# Help - My Lens seems to be loose



## Dubaiian (Apr 17, 2012)

Hi All, 

I have a Canon 7d  and use it a lot with my 100-400 Telephoto for shooting wildlife so this lens is almost always attached to the camera.   

I noticed yesterday that it seem to be slightly loose on the camera (almost like when you have too much play in the steering wheel on your car).   The movement is slight but still disconcerting.      I really cannot say if it has always been like this or if its a recent thing.   Is there anything in the camera or the lens that can be tightened up?  Could I do it myself or should I take it to the shop. 

Nervously awaiting a reply.


----------



## mikeduk (Apr 17, 2012)

Did you buy the kit new? If so you may still be under warranty in which case your best bet is getting in touch with the shop you purchased it from or talking to cannon directly.

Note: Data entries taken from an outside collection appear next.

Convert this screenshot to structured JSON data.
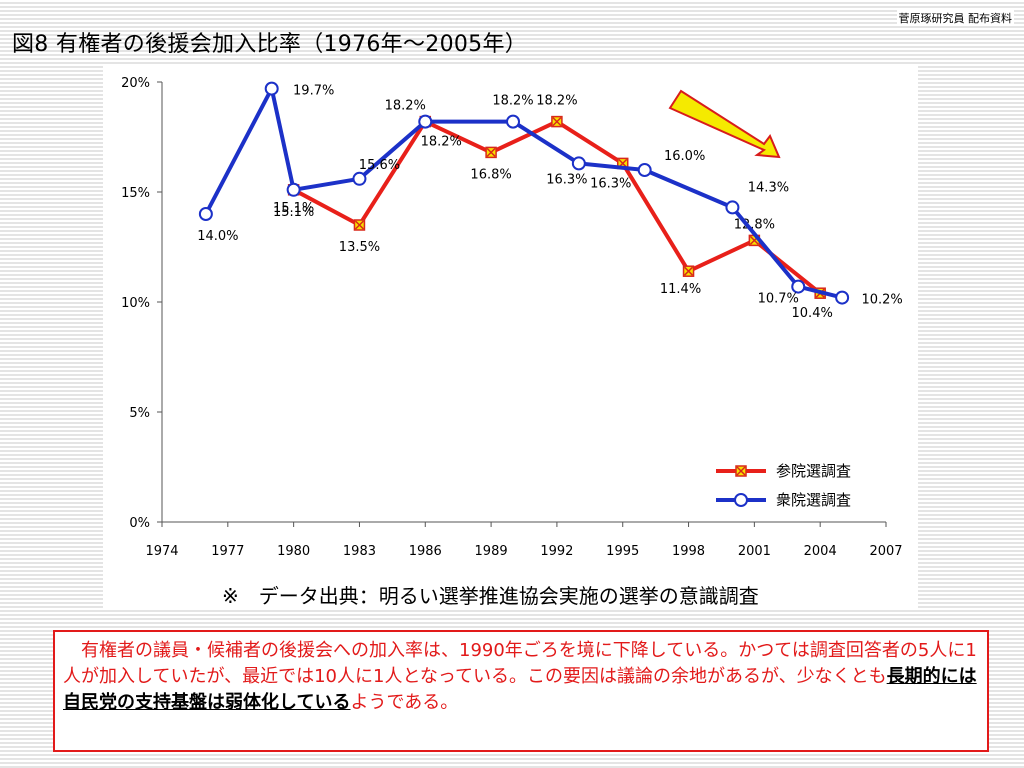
{
  "header": {
    "source_note": "菅原琢研究員 配布資料",
    "title": "図8 有権者の後援会加入比率（1976年～2005年）"
  },
  "chart_data": {
    "type": "line",
    "x_ticks": [
      1974,
      1977,
      1980,
      1983,
      1986,
      1989,
      1992,
      1995,
      1998,
      2001,
      2004,
      2007
    ],
    "y_ticks": [
      "0%",
      "5%",
      "10%",
      "15%",
      "20%"
    ],
    "xlim": [
      1974,
      2007
    ],
    "ylim": [
      0,
      20
    ],
    "series": [
      {
        "name": "参院選調査",
        "color": "#e8201a",
        "marker": "square-x",
        "x": [
          1980,
          1983,
          1986,
          1989,
          1992,
          1995,
          1998,
          2001,
          2004
        ],
        "values": [
          15.1,
          13.5,
          18.2,
          16.8,
          18.2,
          16.3,
          11.4,
          12.8,
          10.4
        ],
        "labels": [
          "15.1%",
          "13.5%",
          "18.2%",
          "16.8%",
          "18.2%",
          "16.3%",
          "11.4%",
          "12.8%",
          "10.4%"
        ]
      },
      {
        "name": "衆院選調査",
        "color": "#1c31c8",
        "marker": "circle",
        "x": [
          1976,
          1979,
          1980,
          1983,
          1986,
          1990,
          1993,
          1996,
          2000,
          2003,
          2005
        ],
        "values": [
          14.0,
          19.7,
          15.1,
          15.6,
          18.2,
          18.2,
          16.3,
          16.0,
          14.3,
          10.7,
          10.2
        ],
        "labels": [
          "14.0%",
          "19.7%",
          "15.1%",
          "15.6%",
          "18.2%",
          "18.2%",
          "16.3%",
          "16.0%",
          "14.3%",
          "10.7%",
          "10.2%"
        ]
      }
    ],
    "legend_position": "bottom-right",
    "annotation": "downward-arrow",
    "arrow_color": "#f5ea00",
    "grid": false
  },
  "data_source": "※　データ出典：明るい選挙推進協会実施の選挙の意識調査",
  "note": {
    "text_before": "　有権者の議員・候補者の後援会への加入率は、1990年ごろを境に下降している。かつては調査回答者の5人に1人が加入していたが、最近では10人に1人となっている。この要因は議論の余地があるが、少なくとも",
    "emphasis": "長期的には自民党の支持基盤は弱体化している",
    "text_after": "ようである。"
  }
}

Failing that your best bet is to send it off to a repair shop, unless its obvious where the problem is and how to fix it I wouldn't personally think about doing it myself.


----------



## Infinite_Day (Apr 17, 2012)

My 300mm f/4 Nikkor has the same issue on my D7000 - just about 1mm of slop or so. Nothing that is too major - all the contacts still work with no issues and the images are still fine. I asked the same question as you when I realized this and was told that a small amount of movement is common. As long as it doesn't get worse and the lens is working fine it is probably not an issue.


----------



## Deo (Apr 17, 2012)

I use a 150-500 and 70-200, i also have this issue, after asking many people i end up with one conclusion, that sometimes i support(not on tripod but holding) on the camera and/or putting the weight of my hand on the camera(body) when it is attached on a monopod. well i agree with Infinite_Day that this is not a big issue how ever when you holding your camera on a monopod/ monopod then doing panning/bird watching/just simply moving the camera it just feel uncomfortable, well just my opinion.


----------



## KmH (Apr 17, 2012)

Depending on how loose it is, and in what direction it is loose, your lens mount may have become slightly bent.

If is loose rotationally, you're ok. If it is loose so the front of the lens moves up and down, it needs to be repaired.

It's not a good idea to leave a heavy lens mounted on a DSLR body. You don't say which 100-400 lens.

Hopefully you mount the lens, not the camera, when you use it.


----------



## DiskoJoe (Apr 17, 2012)

KmH said:


> Depending on how loose it is, and in what direction it is loose, your lens mount may have become slightly bent.
> 
> If is loose rotationally, you're ok. If it is loose so the front of the lens moves up and down, it needs to be repaired.
> 
> ...



Probably a Sigma. My 70-210 does have a bit of the rotational give. Nothing major and it has never effected pictures.


----------



## Overread (Apr 17, 2012)

Far as I know there is only one 100-400mm - the Canon L 

That said a tiny bit of rotational play in a lens mount is totally normal and is simply a part of  manufacturing tolerances on both the body and the lens. If you have this it shouldn't feel anything more than a millimeter at most in movement. Far too small to affect the contacts connection and rotational play won't affect the optics at all.

As KmH says if its forward play then that is a more serious problem and for heavier lenses you should indeed always be supporting the lens itself with your arm.


----------



## AceCo55 (Apr 17, 2012)

I once had a sigma 70-200mm lens that seemed to get progressively "looser" over a short period of time. Rotational movement but more than a few mm.
Took it to a technician, and it turned out that at least one of the screws on the mounting plate had worked loose.
Fixed it on the spot - no drama after that.

So the reason it is loose may be due to a few factors or may just be within normal tolerances (my current Nikon 70-200mm lens has a small bit of "play").
For peace of mind, I would just get it checked to see whether you have a problem or not.


----------



## imagemaker46 (Apr 17, 2012)

Check the screws, they come lose all the time.


----------



## Dubaiian (Apr 27, 2012)

Sorry it has taken me a long time to respond everyone, but I have been busy travelling with work.  To confirm, it a Canon 100-400L. 

As many mentioned its about 1mm of rotational play and has certainly not become any worse, so I am going to put it own to tolerance and only worry if it gets worse.  

KmH - Yes I mount the lens on the tripod rather than the camera.  

Many thanks for your advice


----------



## Josh220 (Apr 27, 2012)

Damn promiscuous gear!


----------